Purpose: The mitochondrial protein frataxin (FXN) is highly expressed in metabolically active tissues and has been shown to improve cell survival in response to oxidative stress after ischemia. Retinal ischemia/hypoxia is a complication of ocular diseases such as diabetic retinopathy and glaucoma. There are no effective therapeutic approaches currently available. This study was performed to evaluate the neuroprotective effects of FXN after acute retinal ischemia/reperfusion in vivo.
Methods: Retinal ischemia/reperfusion was induced in adult wild-type and FXN-overexpressing mice by transient elevation of intraocular pressure (IOP) for 45 minutes. Expression of FXN was evaluated by quantitative (q)RT-PCR and Western blot analysis between 6 and 48 hours after ischemia. Retinal ganglion cell (RGC) survival was determined with immunofluorescent staining and fluorescence microscopy 14 days after lesion. Expression of hypoxia-inducible factors Hif-1α and Hif-2α and of oxidative stress markers heme oxygenase-1 (Hmox1), glutathione peroxidase 1 (Gpx1), superoxidase dismutase 1 and 2 (Sod1, Sod2), and catalase was evaluated by qRT-PCR.

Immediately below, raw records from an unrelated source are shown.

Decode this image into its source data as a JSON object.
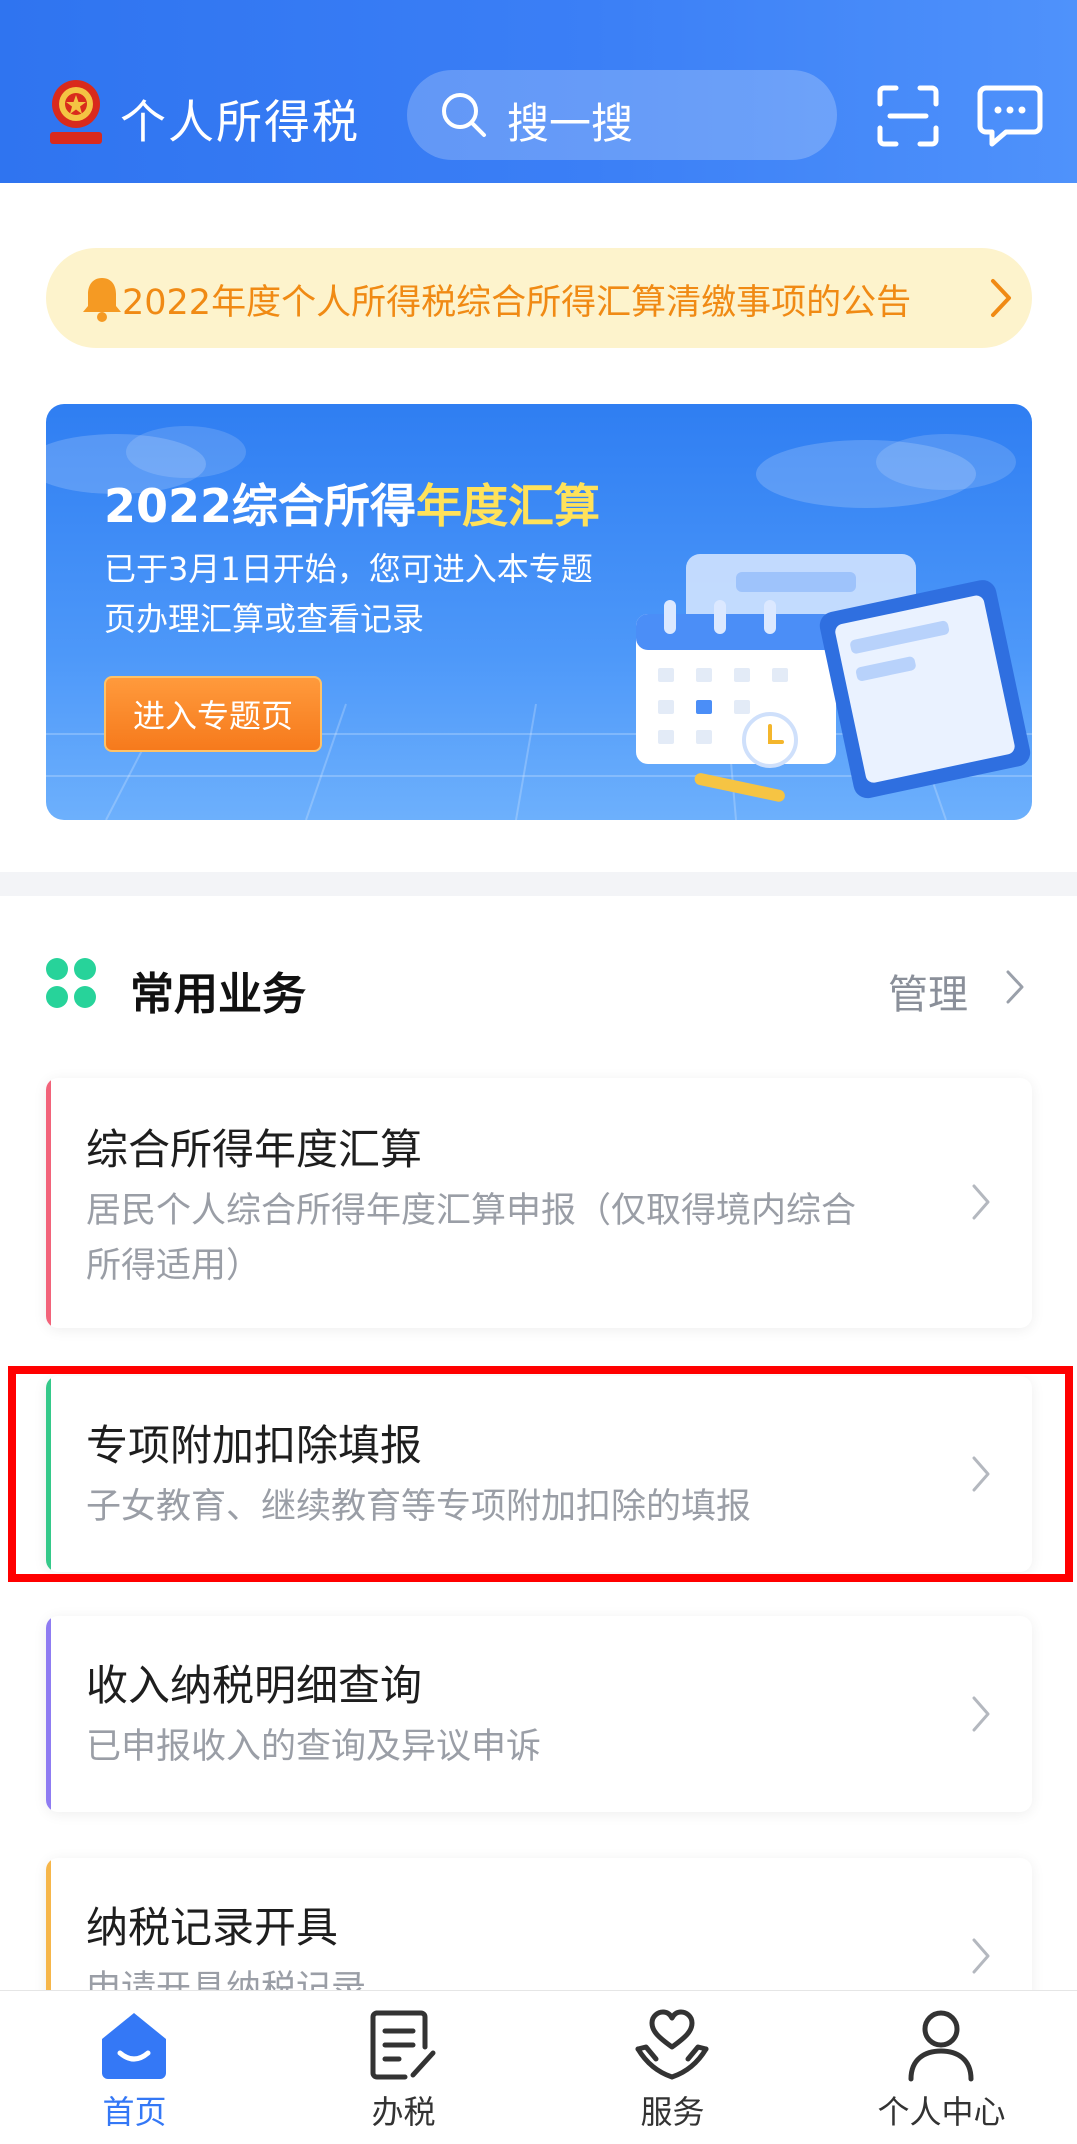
{
  "header": {
    "app_title": "个人所得税",
    "search_placeholder": "搜一搜",
    "icons": [
      "national-emblem-icon",
      "search-icon",
      "scan-icon",
      "message-icon"
    ]
  },
  "notice": {
    "text": "2022年度个人所得税综合所得汇算清缴事项的公告"
  },
  "banner": {
    "title_prefix": "2022综合所得",
    "title_highlight": "年度汇算",
    "desc_line1": "已于3月1日开始，您可进入本专题",
    "desc_line2": "页办理汇算或查看记录",
    "button_label": "进入专题页"
  },
  "section": {
    "title": "常用业务",
    "manage_label": "管理"
  },
  "cards": [
    {
      "title": "综合所得年度汇算",
      "desc_line1": "居民个人综合所得年度汇算申报（仅取得境内综合",
      "desc_line2": "所得适用）",
      "accent": "#f2637a"
    },
    {
      "title": "专项附加扣除填报",
      "desc_line1": "子女教育、继续教育等专项附加扣除的填报",
      "accent": "#35c98a"
    },
    {
      "title": "收入纳税明细查询",
      "desc_line1": "已申报收入的查询及异议申诉",
      "accent": "#8f7cf2"
    },
    {
      "title": "纳税记录开具",
      "desc_line1": "申请开具纳税记录",
      "accent": "#f6b64a"
    }
  ],
  "tabs": [
    {
      "label": "首页",
      "icon": "home-icon",
      "active": true
    },
    {
      "label": "办税",
      "icon": "document-edit-icon",
      "active": false
    },
    {
      "label": "服务",
      "icon": "heart-hands-icon",
      "active": false
    },
    {
      "label": "个人中心",
      "icon": "person-icon",
      "active": false
    }
  ],
  "colors": {
    "primary": "#3478f6",
    "notice_bg": "#fdf3cc",
    "notice_text": "#f08a14",
    "highlight_box": "#ff0000"
  }
}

Results: Endogenous FXN levels were upregulated for up to 24 hours after retinal ischemia in vivo. Retinal ganglion cell survival was significantly improved in FXN-overexpressing mice 14 days after ischemia. Expression of antioxidative enzymes Gpx1, Sod2, and catalase was significantly increased in FXN-overexpressing mice after lesion.
Conclusions: Retinal FXN levels are increased in response to ischemia. Furthermore, elevated FXN levels had a clear neuroprotective effect as shown by increased ganglion cell survival after acute retinal ischemia/reperfusion. Frataxin's neuroprotective effect was associated with an upregulation of antioxidative enzymes. The data suggest that FXN induces neuroprotection by decreasing oxidative stress.